After U2’s “Ordinary Love,” which they performed at the Academy Awards last night, lost the Best Song Oscar to Frozen‘s “Let It Go,” Bono headed to a Vanity Fair party. BBC journalist Colin Paterson was live on the air from the event, dispassionately reporting and analyzing the news of the evening, when suddenly he saw the Irish rocker and tried to secure an interview. “Bono! Bono! Bono!” Paterson shouted, in an all-too relatable moment he has since talked about with the right amount of self-deprecation.

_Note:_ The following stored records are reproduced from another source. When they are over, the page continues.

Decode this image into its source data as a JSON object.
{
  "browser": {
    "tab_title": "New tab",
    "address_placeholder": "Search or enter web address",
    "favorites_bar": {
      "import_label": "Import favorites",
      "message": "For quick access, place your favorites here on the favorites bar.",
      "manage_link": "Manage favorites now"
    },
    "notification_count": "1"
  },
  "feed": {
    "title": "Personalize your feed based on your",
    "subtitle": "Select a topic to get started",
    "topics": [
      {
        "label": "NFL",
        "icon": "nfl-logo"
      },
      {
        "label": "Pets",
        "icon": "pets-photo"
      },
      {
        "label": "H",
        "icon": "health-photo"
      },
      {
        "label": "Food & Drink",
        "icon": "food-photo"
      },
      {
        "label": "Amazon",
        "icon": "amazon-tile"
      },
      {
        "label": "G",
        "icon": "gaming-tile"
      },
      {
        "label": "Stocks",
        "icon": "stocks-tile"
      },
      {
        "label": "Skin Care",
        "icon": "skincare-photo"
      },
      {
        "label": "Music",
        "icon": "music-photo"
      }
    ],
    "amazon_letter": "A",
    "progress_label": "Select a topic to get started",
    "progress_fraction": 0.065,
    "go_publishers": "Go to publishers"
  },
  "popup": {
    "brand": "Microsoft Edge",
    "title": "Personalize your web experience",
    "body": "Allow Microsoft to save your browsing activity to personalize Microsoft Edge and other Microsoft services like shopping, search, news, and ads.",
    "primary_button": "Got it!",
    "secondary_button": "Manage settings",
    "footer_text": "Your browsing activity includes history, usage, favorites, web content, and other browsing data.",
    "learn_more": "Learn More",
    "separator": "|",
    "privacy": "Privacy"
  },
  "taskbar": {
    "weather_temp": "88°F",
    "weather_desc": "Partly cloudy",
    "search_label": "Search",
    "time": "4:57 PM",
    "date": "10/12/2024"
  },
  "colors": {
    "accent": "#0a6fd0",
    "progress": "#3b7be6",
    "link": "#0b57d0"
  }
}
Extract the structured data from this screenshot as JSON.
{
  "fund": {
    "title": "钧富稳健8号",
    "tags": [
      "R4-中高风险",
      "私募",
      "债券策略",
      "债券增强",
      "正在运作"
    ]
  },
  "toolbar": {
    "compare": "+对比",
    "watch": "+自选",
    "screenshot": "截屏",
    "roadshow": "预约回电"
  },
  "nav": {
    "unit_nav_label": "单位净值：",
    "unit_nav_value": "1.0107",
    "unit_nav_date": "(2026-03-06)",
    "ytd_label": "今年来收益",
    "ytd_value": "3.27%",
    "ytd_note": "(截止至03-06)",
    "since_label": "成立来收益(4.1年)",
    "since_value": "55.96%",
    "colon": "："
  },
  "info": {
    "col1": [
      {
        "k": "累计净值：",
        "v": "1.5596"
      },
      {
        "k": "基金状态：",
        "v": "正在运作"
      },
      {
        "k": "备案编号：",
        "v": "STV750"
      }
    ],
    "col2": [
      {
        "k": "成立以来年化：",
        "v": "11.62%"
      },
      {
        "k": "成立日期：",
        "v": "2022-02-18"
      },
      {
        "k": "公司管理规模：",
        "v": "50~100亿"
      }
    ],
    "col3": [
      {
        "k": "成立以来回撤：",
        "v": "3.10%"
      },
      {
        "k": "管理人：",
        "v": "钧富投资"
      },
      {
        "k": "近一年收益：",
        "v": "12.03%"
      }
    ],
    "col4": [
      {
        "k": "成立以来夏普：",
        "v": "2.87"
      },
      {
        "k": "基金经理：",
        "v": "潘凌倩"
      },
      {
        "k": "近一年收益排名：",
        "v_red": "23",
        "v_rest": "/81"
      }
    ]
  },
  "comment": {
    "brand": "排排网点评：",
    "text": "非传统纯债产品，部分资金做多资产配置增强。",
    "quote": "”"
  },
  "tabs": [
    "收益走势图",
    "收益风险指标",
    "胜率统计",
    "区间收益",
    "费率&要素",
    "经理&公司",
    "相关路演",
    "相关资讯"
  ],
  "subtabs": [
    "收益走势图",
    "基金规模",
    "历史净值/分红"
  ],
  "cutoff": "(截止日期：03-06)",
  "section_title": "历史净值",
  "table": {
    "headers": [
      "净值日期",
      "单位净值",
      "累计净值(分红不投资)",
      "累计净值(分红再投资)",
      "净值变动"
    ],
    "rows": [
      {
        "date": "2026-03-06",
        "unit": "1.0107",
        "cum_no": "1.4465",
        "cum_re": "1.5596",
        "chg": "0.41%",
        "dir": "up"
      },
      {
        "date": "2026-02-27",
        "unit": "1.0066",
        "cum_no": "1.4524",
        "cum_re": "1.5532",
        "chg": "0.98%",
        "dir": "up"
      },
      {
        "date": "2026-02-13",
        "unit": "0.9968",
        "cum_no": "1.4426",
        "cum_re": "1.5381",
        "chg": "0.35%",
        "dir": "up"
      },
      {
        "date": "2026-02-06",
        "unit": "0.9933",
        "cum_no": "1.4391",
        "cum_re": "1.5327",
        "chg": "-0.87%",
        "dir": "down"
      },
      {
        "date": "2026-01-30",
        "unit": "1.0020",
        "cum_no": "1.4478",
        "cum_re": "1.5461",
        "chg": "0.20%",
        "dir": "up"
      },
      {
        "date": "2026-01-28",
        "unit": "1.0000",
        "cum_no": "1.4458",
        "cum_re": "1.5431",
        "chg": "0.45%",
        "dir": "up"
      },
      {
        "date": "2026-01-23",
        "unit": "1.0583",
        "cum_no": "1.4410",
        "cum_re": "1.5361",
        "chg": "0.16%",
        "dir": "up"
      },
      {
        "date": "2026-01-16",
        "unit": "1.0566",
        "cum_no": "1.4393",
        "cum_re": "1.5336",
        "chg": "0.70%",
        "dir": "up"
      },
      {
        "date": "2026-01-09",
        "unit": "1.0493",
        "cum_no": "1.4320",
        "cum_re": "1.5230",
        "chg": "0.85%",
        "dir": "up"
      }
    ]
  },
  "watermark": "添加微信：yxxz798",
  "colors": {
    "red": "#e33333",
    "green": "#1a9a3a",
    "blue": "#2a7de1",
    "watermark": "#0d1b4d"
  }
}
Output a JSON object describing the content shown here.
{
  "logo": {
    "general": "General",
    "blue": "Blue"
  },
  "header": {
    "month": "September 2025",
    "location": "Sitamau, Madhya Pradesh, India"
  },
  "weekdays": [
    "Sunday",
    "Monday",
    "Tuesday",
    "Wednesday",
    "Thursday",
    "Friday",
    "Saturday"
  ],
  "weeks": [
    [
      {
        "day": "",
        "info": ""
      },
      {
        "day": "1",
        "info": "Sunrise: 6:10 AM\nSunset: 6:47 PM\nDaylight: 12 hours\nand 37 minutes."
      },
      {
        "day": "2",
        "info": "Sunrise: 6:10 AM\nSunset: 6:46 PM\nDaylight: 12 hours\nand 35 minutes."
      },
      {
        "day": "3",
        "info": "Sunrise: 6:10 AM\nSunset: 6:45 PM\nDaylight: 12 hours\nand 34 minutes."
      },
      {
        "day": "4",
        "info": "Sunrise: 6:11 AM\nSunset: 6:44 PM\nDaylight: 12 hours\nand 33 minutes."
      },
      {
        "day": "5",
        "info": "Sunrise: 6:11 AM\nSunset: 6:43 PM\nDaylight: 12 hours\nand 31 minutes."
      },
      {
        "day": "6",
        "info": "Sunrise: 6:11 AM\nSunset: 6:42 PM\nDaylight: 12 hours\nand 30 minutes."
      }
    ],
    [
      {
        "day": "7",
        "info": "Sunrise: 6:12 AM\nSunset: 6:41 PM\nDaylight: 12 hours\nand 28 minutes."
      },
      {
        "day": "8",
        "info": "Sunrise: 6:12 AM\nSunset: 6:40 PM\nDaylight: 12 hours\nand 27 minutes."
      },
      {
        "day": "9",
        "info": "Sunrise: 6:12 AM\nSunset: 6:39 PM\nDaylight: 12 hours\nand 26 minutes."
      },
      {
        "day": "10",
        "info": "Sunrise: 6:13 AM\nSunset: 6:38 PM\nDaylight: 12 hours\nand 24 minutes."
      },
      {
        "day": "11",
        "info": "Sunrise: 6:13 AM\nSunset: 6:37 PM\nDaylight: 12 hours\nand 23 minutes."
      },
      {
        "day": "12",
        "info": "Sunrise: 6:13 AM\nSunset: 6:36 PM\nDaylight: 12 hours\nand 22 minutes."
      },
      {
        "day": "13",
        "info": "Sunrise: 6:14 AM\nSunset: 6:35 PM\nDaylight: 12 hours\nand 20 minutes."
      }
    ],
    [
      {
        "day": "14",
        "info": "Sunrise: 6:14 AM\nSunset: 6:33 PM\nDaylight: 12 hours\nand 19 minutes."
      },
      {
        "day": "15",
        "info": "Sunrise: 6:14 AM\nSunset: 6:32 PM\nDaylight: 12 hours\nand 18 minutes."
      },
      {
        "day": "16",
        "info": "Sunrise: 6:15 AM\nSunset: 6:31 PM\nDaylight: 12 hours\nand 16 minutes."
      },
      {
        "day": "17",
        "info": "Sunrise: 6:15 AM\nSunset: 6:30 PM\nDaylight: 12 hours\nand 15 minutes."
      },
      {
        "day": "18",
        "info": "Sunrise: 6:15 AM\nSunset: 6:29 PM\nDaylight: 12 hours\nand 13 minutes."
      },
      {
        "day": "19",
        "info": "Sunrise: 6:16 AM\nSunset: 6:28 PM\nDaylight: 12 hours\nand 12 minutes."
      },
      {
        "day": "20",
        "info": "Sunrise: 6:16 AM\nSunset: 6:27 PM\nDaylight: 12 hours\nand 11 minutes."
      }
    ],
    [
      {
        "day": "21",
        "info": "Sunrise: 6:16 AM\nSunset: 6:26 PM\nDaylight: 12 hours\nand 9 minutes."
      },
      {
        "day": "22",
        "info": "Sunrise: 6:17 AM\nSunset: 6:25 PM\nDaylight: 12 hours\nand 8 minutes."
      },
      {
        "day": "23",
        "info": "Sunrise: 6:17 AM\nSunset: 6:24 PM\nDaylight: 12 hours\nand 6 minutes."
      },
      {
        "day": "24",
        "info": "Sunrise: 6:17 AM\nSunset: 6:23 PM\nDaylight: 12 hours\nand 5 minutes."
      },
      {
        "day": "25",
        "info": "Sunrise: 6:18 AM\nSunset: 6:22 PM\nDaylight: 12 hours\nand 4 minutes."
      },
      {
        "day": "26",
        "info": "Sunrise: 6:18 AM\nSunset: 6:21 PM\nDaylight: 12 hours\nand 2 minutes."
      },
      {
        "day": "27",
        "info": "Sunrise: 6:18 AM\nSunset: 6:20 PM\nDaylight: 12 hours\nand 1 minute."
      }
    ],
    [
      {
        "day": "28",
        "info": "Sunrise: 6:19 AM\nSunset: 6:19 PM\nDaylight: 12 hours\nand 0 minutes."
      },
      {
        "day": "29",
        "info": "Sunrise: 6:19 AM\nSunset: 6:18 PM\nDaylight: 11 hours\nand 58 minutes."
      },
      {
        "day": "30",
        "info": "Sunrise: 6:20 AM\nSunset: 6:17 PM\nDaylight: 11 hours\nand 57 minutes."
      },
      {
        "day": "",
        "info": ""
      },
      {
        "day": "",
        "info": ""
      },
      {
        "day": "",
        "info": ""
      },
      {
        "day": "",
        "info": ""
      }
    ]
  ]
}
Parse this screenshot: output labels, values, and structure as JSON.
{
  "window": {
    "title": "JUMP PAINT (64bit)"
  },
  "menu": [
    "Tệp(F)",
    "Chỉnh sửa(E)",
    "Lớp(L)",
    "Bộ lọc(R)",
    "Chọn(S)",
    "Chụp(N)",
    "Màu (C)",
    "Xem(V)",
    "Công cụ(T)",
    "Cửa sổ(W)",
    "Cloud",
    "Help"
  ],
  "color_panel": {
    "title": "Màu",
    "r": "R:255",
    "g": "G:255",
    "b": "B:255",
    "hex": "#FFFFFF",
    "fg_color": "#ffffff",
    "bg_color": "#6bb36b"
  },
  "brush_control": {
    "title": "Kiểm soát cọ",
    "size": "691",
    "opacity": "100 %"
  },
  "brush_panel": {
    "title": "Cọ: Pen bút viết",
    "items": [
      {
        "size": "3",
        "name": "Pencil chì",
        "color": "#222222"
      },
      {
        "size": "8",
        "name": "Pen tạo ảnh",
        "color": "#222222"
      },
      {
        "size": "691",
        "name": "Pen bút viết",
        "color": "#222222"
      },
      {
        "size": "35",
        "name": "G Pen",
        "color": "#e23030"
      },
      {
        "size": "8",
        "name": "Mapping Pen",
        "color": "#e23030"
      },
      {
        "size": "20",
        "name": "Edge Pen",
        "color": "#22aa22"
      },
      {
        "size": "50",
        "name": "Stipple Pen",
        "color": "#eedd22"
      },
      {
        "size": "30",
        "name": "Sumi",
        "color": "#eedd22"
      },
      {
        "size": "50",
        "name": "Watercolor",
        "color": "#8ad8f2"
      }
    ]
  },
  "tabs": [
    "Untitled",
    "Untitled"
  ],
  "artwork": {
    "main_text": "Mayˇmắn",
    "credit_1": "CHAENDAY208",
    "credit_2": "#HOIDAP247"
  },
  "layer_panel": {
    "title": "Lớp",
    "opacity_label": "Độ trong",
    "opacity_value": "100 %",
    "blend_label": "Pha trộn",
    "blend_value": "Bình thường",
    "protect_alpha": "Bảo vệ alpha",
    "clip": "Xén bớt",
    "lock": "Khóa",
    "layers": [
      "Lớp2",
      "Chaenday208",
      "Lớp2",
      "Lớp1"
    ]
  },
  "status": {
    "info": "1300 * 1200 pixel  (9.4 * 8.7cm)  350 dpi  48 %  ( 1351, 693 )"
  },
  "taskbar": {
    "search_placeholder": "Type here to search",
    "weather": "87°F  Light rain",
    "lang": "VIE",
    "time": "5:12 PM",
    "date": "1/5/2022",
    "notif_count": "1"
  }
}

When, following some painfully long seconds, Bono came over for a chat, the frontman was fairly terse. Asked if he had a message for the evening, he said with a laugh: “No, no! It’s losers over there. We had a great time. We’re here. We’re tourists. It’s Hollywood, it’s Hollyweird, it’s great fun.” Asked what Mandela meant to him, Bono demurred, explaining, “You’d be here all night, all morning and the next day.”

Hear the chat itself over at the BBC’s website and listen to Paterson being interviewed about the encounter (including audio excerpts) below. As for U2, they recently helped ring in Jimmy Fallon’s Tonight Show, and another new song, “Invisible,” was part of a multimillion-dollar Bank of America charity effort to fight AIDS in Africa.